Денис недоверчиво тряхнул головой. На количество пальцев на руках у людей племени сиу, которое их приютило, он не обратил внимания. Но вдруг - и правда?
На Максима тирада Доминико не возымела никакого видимого эффекта. Он по-прежнему не отрывал умоляющего взгляда от горизонта, где далеко впереди вдруг вспыхнул огонёк флага. И лишь заметил:
- Ты теперь сам принадлежишь миру духов.
- Но моё сердце осталось в мире материальном, - воинственно ответил призрак. - Пусть оно давно уже сгнило, но я верю, что в нём было стальное зёрнышко, не подверженное разложению.
14.
Первая за последние сутки приятная встреча случилась перед полуднем. Это была серебристая речка. Она, весело смеясь и подбрасывая на камнях свои волны, увлекла путников дальше, вдоль своих берегов, между стройных ив, похожих на чахнущих возле окон девиц; казалось, она несла в водах-руках какой-то секрет, который ни за что не желала показывать раньше времени, предлагая сначала поиграть в догонялки. А потом вдруг продемонстрировала раскрытые ладони, а на них - похожее на спичечный коробок поселение, будто собранное из наспех обструганных досок, с выпирающим в самом центре храмом. Крест маячил на фоне неба, как надменная нота: "Вот, мы здесь!"
Максим и Доминико переглянулись и затаились в кустах. Денис, поглощённый величеством этих первых проблесков цивилизации на земле дикарей, едва не выскочил на открытое место, но брат схватил его за руку и притянул к себе.
- Шшшш, - сказал он. - Не высовываться!
- Там, наверное, знают тебя в лицо? - спросил Денис, думая, что малыш в очках, который разгуливает в полном одиночестве (призрака можно в расчёт не принимать - как Денис уже понял, если захочет, Доминико может спрятаться хоть в перламутровой пуговице на кармане мальчика), наверное, вызывает нездоровый интерес. И если малыш здесь проходил - год ли назад или целую вечность - его запомнили.
- Это вряд ли, - беспечно сказал Макс. Он немного расслабился, уронил свои тревоги в траву и просто наслаждался полднем, представляя себе солнце как на шар огромного мороженого, который непременно должен попасть к нему в рот. Денис никак не мог уловить ту чуткую грань, когда одно настроение братца перетекало в другое, подчас совершенно противоположенное. Иногда это случалось за доли секунды, иногда медленнее, но так пугающе-незаметно, что казалось, будто сразу. - Зато я знаю всех, до последней собаки.

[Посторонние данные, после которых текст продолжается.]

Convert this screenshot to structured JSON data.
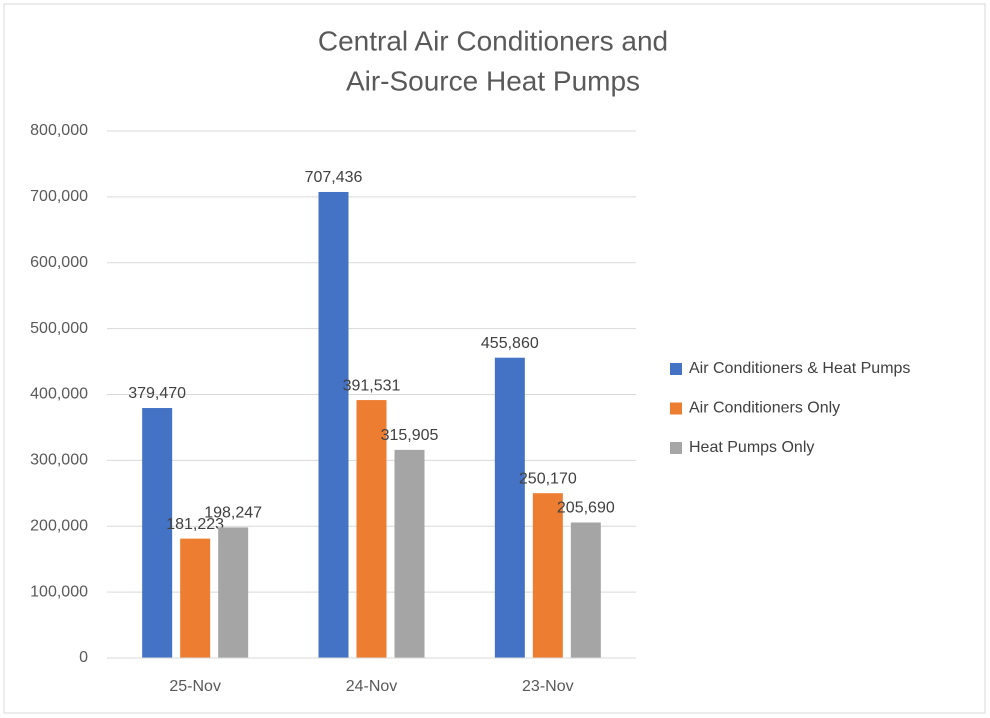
{
  "chart_data": {
    "type": "bar",
    "title": [
      "Central Air Conditioners and",
      "Air-Source Heat Pumps"
    ],
    "categories": [
      "25-Nov",
      "24-Nov",
      "23-Nov"
    ],
    "series": [
      {
        "name": "Air Conditioners & Heat Pumps",
        "color": "#4472c4",
        "values": [
          379470,
          707436,
          455860
        ],
        "value_labels": [
          "379,470",
          "707,436",
          "455,860"
        ]
      },
      {
        "name": "Air Conditioners Only",
        "color": "#ed7d31",
        "values": [
          181223,
          391531,
          250170
        ],
        "value_labels": [
          "181,223",
          "391,531",
          "250,170"
        ]
      },
      {
        "name": "Heat Pumps Only",
        "color": "#a5a5a5",
        "values": [
          198247,
          315905,
          205690
        ],
        "value_labels": [
          "198,247",
          "315,905",
          "205,690"
        ]
      }
    ],
    "ylim": [
      0,
      800000
    ],
    "yticks": [
      0,
      {
        "value": 100000,
        "label": "100,000"
      },
      {
        "value": 200000,
        "label": "200,000"
      },
      {
        "value": 300000,
        "label": "300,000"
      },
      {
        "value": 400000,
        "label": "400,000"
      },
      {
        "value": 500000,
        "label": "500,000"
      },
      {
        "value": 600000,
        "label": "600,000"
      },
      {
        "value": 700000,
        "label": "700,000"
      },
      {
        "value": 800000,
        "label": "800,000"
      }
    ],
    "grid": true,
    "legend": "right"
  }
}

Из-за забора, прилегающего, судя по всему, к стенам крайних домишек, неслось конское ржание и звонкие голоса женщин, которые, словно кукушки, окликали друг друга из окон. Иногда казалось, что конское ржание было голосами женщин, а голоса женщин - конским ржанием.
Максим показал налево, и Денис увидел там, среди лопухов, корзинку со свежей рыбой. Кто-то, видно, забыл её здесь или нарочно оставил для какой-то цели. Наверное, в этом мире не было больших голодных котов, которые в изобилии населяли деревни в окрестностях Выборга.

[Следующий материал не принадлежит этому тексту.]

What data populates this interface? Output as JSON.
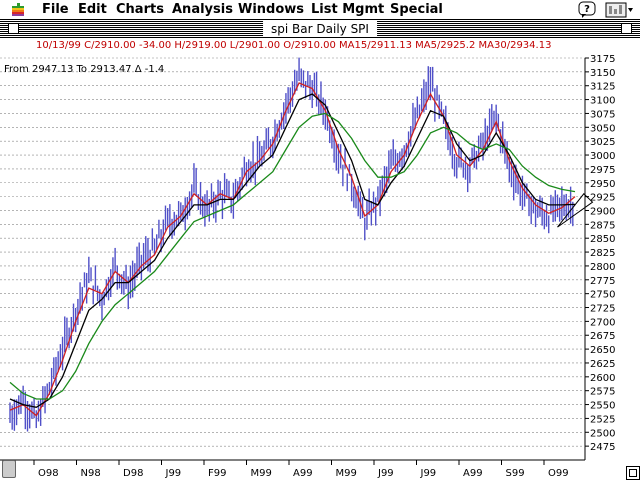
{
  "menubar": {
    "items": [
      "File",
      "Edit",
      "Charts",
      "Analysis",
      "Windows",
      "List Mgmt",
      "Special"
    ],
    "apple_icon": "apple-logo-icon",
    "help_icon": "help-balloon-icon",
    "app_icon": "application-icon"
  },
  "window": {
    "title": "spi Bar Daily  SPI"
  },
  "quote_line": "10/13/99 C/2910.00 -34.00 H/2919.00 L/2901.00 O/2910.00 MA15/2911.13 MA5/2925.2 MA30/2934.13",
  "measure_line": "From  2947.13 To  2913.47 Δ -1.4",
  "colors": {
    "bars": "#5050c8",
    "ma5": "#d02020",
    "ma15": "#000000",
    "ma30": "#1a8a1a",
    "quote_text": "#c00000"
  },
  "chart_data": {
    "type": "bar",
    "title": "spi Bar Daily  SPI",
    "ylim": [
      2450,
      3175
    ],
    "y_ticks": [
      2475,
      2500,
      2525,
      2550,
      2575,
      2600,
      2625,
      2650,
      2675,
      2700,
      2725,
      2750,
      2775,
      2800,
      2825,
      2850,
      2875,
      2900,
      2925,
      2950,
      2975,
      3000,
      3025,
      3050,
      3075,
      3100,
      3125,
      3150,
      3175
    ],
    "x_tick_labels": [
      "O98",
      "N98",
      "D98",
      "J99",
      "F99",
      "M99",
      "A99",
      "M99",
      "J99",
      "J99",
      "A99",
      "S99",
      "O99"
    ],
    "grid": true,
    "y_axis_side": "right",
    "series": [
      {
        "type": "ohlc",
        "x": [
          0,
          6,
          12,
          18,
          24,
          30,
          36,
          42,
          48,
          54,
          60,
          66,
          72,
          78,
          84,
          90,
          96,
          102,
          108,
          114,
          120,
          126,
          132,
          138,
          144,
          150,
          156,
          162,
          168,
          174,
          180,
          186,
          192,
          198,
          204,
          210,
          216,
          222,
          228,
          234,
          240,
          246,
          252,
          258
        ],
        "close": [
          2530,
          2560,
          2520,
          2580,
          2650,
          2720,
          2780,
          2740,
          2800,
          2760,
          2810,
          2830,
          2880,
          2890,
          2940,
          2900,
          2930,
          2920,
          2980,
          2990,
          3030,
          3090,
          3140,
          3120,
          3080,
          3000,
          2950,
          2880,
          2920,
          2980,
          3010,
          3070,
          3130,
          3060,
          2990,
          2980,
          3020,
          3070,
          2980,
          2930,
          2900,
          2890,
          2910,
          2910
        ]
      },
      {
        "name": "MA5",
        "type": "line",
        "x": [
          0,
          6,
          12,
          18,
          24,
          30,
          36,
          42,
          48,
          54,
          60,
          66,
          72,
          78,
          84,
          90,
          96,
          102,
          108,
          114,
          120,
          126,
          132,
          138,
          144,
          150,
          156,
          162,
          168,
          174,
          180,
          186,
          192,
          198,
          204,
          210,
          216,
          222,
          228,
          234,
          240,
          246,
          252,
          258
        ],
        "values": [
          2540,
          2550,
          2530,
          2570,
          2630,
          2700,
          2760,
          2750,
          2790,
          2770,
          2800,
          2820,
          2870,
          2890,
          2930,
          2910,
          2930,
          2920,
          2970,
          2990,
          3020,
          3080,
          3130,
          3120,
          3080,
          3010,
          2960,
          2890,
          2910,
          2970,
          3000,
          3060,
          3110,
          3070,
          3000,
          2980,
          3010,
          3060,
          2990,
          2940,
          2910,
          2895,
          2905,
          2925
        ]
      },
      {
        "name": "MA15",
        "type": "line",
        "x": [
          0,
          6,
          12,
          18,
          24,
          30,
          36,
          42,
          48,
          54,
          60,
          66,
          72,
          78,
          84,
          90,
          96,
          102,
          108,
          114,
          120,
          126,
          132,
          138,
          144,
          150,
          156,
          162,
          168,
          174,
          180,
          186,
          192,
          198,
          204,
          210,
          216,
          222,
          228,
          234,
          240,
          246,
          252,
          258
        ],
        "values": [
          2560,
          2550,
          2545,
          2560,
          2600,
          2660,
          2720,
          2740,
          2770,
          2770,
          2790,
          2810,
          2850,
          2880,
          2910,
          2910,
          2920,
          2920,
          2950,
          2980,
          3000,
          3050,
          3100,
          3110,
          3090,
          3040,
          2990,
          2920,
          2910,
          2950,
          2980,
          3030,
          3080,
          3070,
          3020,
          2990,
          3000,
          3040,
          3000,
          2950,
          2920,
          2910,
          2910,
          2911
        ]
      },
      {
        "name": "MA30",
        "type": "line",
        "x": [
          0,
          6,
          12,
          18,
          24,
          30,
          36,
          42,
          48,
          54,
          60,
          66,
          72,
          78,
          84,
          90,
          96,
          102,
          108,
          114,
          120,
          126,
          132,
          138,
          144,
          150,
          156,
          162,
          168,
          174,
          180,
          186,
          192,
          198,
          204,
          210,
          216,
          222,
          228,
          234,
          240,
          246,
          252,
          258
        ],
        "values": [
          2590,
          2570,
          2560,
          2560,
          2575,
          2610,
          2660,
          2700,
          2730,
          2750,
          2770,
          2790,
          2820,
          2850,
          2880,
          2890,
          2900,
          2910,
          2930,
          2950,
          2970,
          3010,
          3050,
          3070,
          3075,
          3060,
          3030,
          2990,
          2960,
          2960,
          2970,
          3000,
          3040,
          3050,
          3040,
          3020,
          3010,
          3020,
          3010,
          2980,
          2960,
          2945,
          2938,
          2934
        ]
      }
    ],
    "annotations": [
      {
        "type": "triangle",
        "points": [
          [
            250,
            2870
          ],
          [
            262,
            2930
          ],
          [
            266,
            2915
          ]
        ]
      }
    ]
  }
}
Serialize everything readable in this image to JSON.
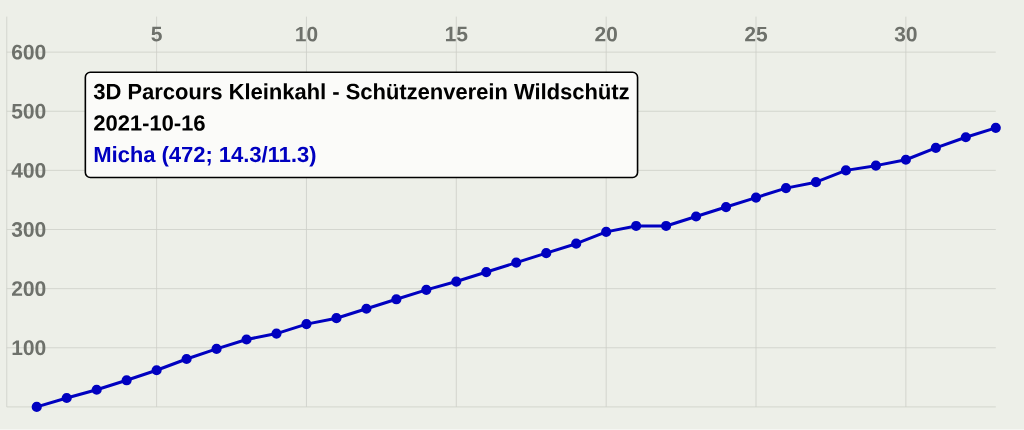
{
  "chart_data": {
    "type": "line",
    "title": "3D Parcours Kleinkahl - Schützenverein Wildschütz",
    "subtitle": "2021-10-16",
    "x": [
      1,
      2,
      3,
      4,
      5,
      6,
      7,
      8,
      9,
      10,
      11,
      12,
      13,
      14,
      15,
      16,
      17,
      18,
      19,
      20,
      21,
      22,
      23,
      24,
      25,
      26,
      27,
      28,
      29,
      30,
      31,
      32,
      33
    ],
    "series": [
      {
        "name": "Micha (472; 14.3/11.3)",
        "color": "#0000c0",
        "values": [
          0,
          15,
          29,
          45,
          62,
          81,
          98,
          114,
          124,
          140,
          150,
          166,
          182,
          198,
          212,
          228,
          244,
          260,
          276,
          296,
          306,
          306,
          322,
          338,
          354,
          370,
          380,
          400,
          408,
          418,
          438,
          456,
          472
        ]
      }
    ],
    "xlim": [
      0,
      33
    ],
    "ylim": [
      0,
      660
    ],
    "xticks": [
      {
        "value": 0,
        "label": null
      },
      5,
      10,
      15,
      20,
      25,
      30
    ],
    "yticks": [
      {
        "value": 0,
        "label": null
      },
      100,
      200,
      300,
      400,
      500,
      600
    ],
    "grid": true,
    "legend": "top left",
    "marker": "circle",
    "line_style": "solid"
  }
}
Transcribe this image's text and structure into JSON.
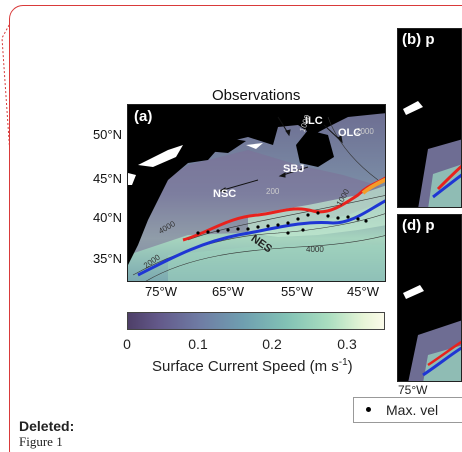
{
  "figure": {
    "title": "Observations",
    "panel_a_label": "(a)",
    "panel_b_label": "(b)  p",
    "panel_d_label": "(d)  p",
    "lat_labels": [
      "50°N",
      "45°N",
      "40°N",
      "35°N"
    ],
    "lon_labels": [
      "75°W",
      "65°W",
      "55°W",
      "45°W"
    ],
    "side_lon_label": "75°W",
    "region_labels": [
      "ILC",
      "OLC",
      "SBJ",
      "NSC",
      "NES"
    ],
    "contour_labels": [
      "1000",
      "2000",
      "1000",
      "4000",
      "200",
      "4000",
      "2000"
    ]
  },
  "colorbar": {
    "ticks": [
      "0",
      "0.1",
      "0.2",
      "0.3"
    ],
    "label": "Surface Current Speed (m s",
    "label_exp": "-1",
    "label_close": ")",
    "colors": [
      "#4e3f68",
      "#6f7ca4",
      "#82c2b5",
      "#fbfbea"
    ]
  },
  "legend": {
    "text": "Max. vel"
  },
  "comment": {
    "heading": "Deleted:",
    "text": "Figure 1",
    "border_color": "#d93a3a"
  }
}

Малыша эта находка нимало не удивила: напротив, он как будто ожидал её здесь увидеть. Протянув руку, он схватил одну из рыбин и спрятал за пазуху. Потом показал направо, и Денис, приглядевшись, увидел кусты с кляксами ежевики и стайку по пояс голых детишек, которые как воробьи облепили сладкие ягоды. Потом показал на скучающего, сонного часового на невысокой смотровой башне под флагом британской марки. Казалось, с такой высоты можно было заглянуть разве что в дупла деревьев на другом берегу.
- Давай покрутимся рядом с теми детьми, - зашептал Максим, вылезая из рубахи и пряча её вместе с очками, рыбиной и треуголкой в вещмешок. С расцарапанной голой грудью, с облезающими от загара плечами он почти не отличался от остальных малышей. Взгляд без прибора для коррекции зрения был совсем не близорук, скорее, он приобрёл лисью хитринку. - Сделаем вид, что мы их знаем.
- Это как? - спросил Денис, но Макса уже не было рядом.
Он пробирался кустами некоторое время, потом выпрямился в полный рост и зашагал к малышне. Там было шесть или семь девочек, примерно Денисового возраста, и трое сопливых малышей, как раз годящихся в товарищи по играм для Максима.
Денис припустил следом.
- А вы ещё кто такие? - спросила одна из девочек.
Доминико дети, кажется, не видели. При желании призрак может казаться хоть тенью, хоть дымкой в воздухе. Хотя и не слишком любил это дело: наверное, больше всего на свете Доминико хотел бы быть человеком. Обычным человеком из плоти и крови, пусть даже растяпой, который то и дело попадает в нелепые ситуации.
На обратившуюся к нему Максим даже не взглянул. Он сделал страшные глаза и спросил высокую черноволосую девчонку, казавшуюся чуть старше остальных:
- Ты гадала сегодня утром по следам водомерок?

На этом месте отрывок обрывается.